I’m certainly not minimizing the struggle of anyone living in humble or difficult circumstances. What I am saying is that genuine happiness is not circumstantial. It is not based on what we have or don’t have; it comes from somewhere deeper.
In our culture people often define themselves by what they have, but Paul’s identity was not found in what belonged to him but in who he belonged to.
Happiness is not living a life free of difficulty.
I think I have told you before that I teach a class one morning a week in Louisville. I have a group of 9th graders that I teach for one class period, and I have them write papers each term from a list of topics I give them, and at the end of the year I have them read one of their papers to the class. The most popular topic is that of suffering. One of my students, as he read his paper last week, spoke very movingly of losing his father several years before and what he had learned and how the experience made him stronger. He wrote with a wisdom that was beyond his years but it was a wisdom born of experience – a very tough experience.
The Bible presents an unflinching view of reality and part of that reality is the very real presence of suffering and difficulty.
I have stopped trying to answer the question of why? I just don’t get anywhere with that question, and I don’t worry much any more about having an answer. But I do think a lot about what can come out of the difficulties we face. What can we learn? Will we let struggle teach us or break us?

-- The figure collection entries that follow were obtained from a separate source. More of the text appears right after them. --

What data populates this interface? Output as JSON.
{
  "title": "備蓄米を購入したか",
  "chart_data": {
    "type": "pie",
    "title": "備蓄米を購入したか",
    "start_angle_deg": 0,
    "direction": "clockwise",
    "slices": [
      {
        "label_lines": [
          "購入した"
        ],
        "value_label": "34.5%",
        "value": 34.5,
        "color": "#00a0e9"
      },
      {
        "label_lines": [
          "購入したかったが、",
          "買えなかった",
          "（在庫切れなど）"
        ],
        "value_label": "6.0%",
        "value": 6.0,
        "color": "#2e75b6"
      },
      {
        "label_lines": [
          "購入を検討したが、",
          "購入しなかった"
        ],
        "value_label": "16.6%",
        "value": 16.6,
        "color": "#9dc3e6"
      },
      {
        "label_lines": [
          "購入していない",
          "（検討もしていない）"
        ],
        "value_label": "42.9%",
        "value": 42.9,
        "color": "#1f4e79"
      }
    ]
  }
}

The reality is that we need to embrace the full range of emotions and experiences of life if we are going to be happy. Anyone who pushes a definition of happiness that does not embrace the difficulties of life as a normal part of life is pushing a false happiness and it is a happiness that will evaporate in a flash when difficulty comes. Struggle and difficulty are realities of life, and it is the struggle and difficulty that actually affirm some important realities to us. Could we, for instance, really appreciate joy if we never experience sadness?
This means, then, that –
Happiness is a byproduct of how we live.
What Jesus is saying in the Sermon On the Mount is that happiness is not some external force that we have to search out and find, but happiness is a byproduct of how we live. Happiness does not exist out there somewhere. The search for happiness begins and ends right here – in the heart, the mind, and the soul.
A lot of people are pursuing the wrong type of happiness. Many people pursue this very short-lived type of happiness; it’s here for a moment and then gone. And when it’s gone they go looking for something else – out there – they hope will bring a momentary flush of happiness.
This is why we sometimes hear people say something along the line of I started this or, I stopped that, because it wasn’t making me happy.
The Beatitudes are not what you would find in many prescriptions for happiness, but listen to them now, with the word happy, replacing blessed.
Now when he saw the crowds, he went up on a mountainside and sat down. His disciples came to him, and he began to teach them, saying:
Happy are the poor in spirit, for theirs is the kingdom of heaven.
Happy are those who mourn, for they will be comforted.
Happy are the meek, for they will inherit the earth.
Happy are those who hunger and thirst for righteousness, for they will be filled.
Happy are the merciful, for they will be shown mercy.
Happy are the pure in heart, for they will see God.
Happy are those who are persecuted because of righteousness, for theirs is the kingdom of heaven.
Happy are you when people insult you, persecute you and falsely say all kinds of evil against you because of me. Rejoice and be glad, because great is your reward in heaven, for in the same way they persecuted the prophets who were before you.